How strongly do I recommend Discipline Equals Freedom?
4 / 10
Before you read Jocko, listen to a podcast or YouTube video of him speaking to both make the reading experience more enjoyable and to understand he’s not as meat-headed and macho as he reads on paper.
Read this book with a grain of salt. Jocko’s advice won’t apply to every situation. But the concepts Jocko offers provide a good check against your weaknesses.
Top Ideas in This Book
Self-help books love motivation and this isn’t your typical self-help book.
Jocko is about discipline. Having the fortitude to get the job done each and every day.
Stop searching for motivation and start putting in the work.
To Jocko, proactive and aggressive are synonyms. Being aggressive is about moving and thinking fast.
Aggression is an internal state of mind focused on winning.
Not feeling motivated to fix a bug? Do it anyway.
Don’t want to work out today? Do it anyway.
Put off taking a break.
As a software engineer in a growing field, coasting is easy if you want.
But in a field with rampant ageism, it’s a double edge sword.

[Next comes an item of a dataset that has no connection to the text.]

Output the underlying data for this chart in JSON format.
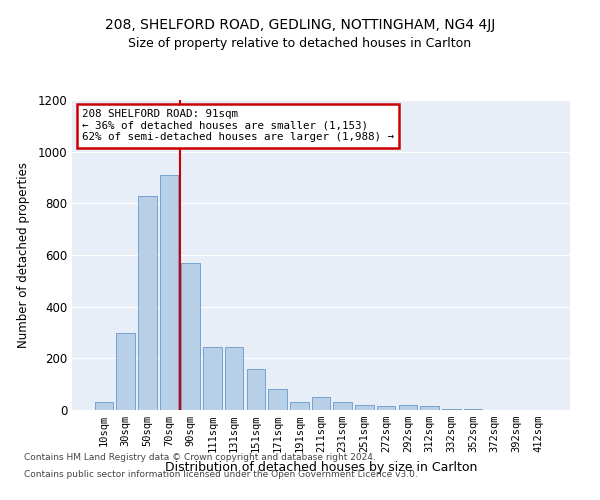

The first 10 years of your career might feel easy. The next 20 you’re in a defensive position fending off implicit or explicit accusations of stagnation.
The warpath is about constantly preparing your mind and body for battle.
Jocko personifies weakness, hearing it say things like, “I worked out hard yesterday, so I can take today off.”
After personification comes demonization and retribution against weakness for speaking up.
The field of software engineering is booming and many engineers start a job with one foot out the door. In Cracking the Coding Interview, the author recommends interviewing at least once per year! Engineers feel surrounded by opportunity and the abundance of love from recruiters.
They get lost in self-praise. How great I must be that all these companies want to hire me.
And they lose the opportunity to go scorched earth on their current job. To give everything they’ve got. To feel the satisfaction of going all-in.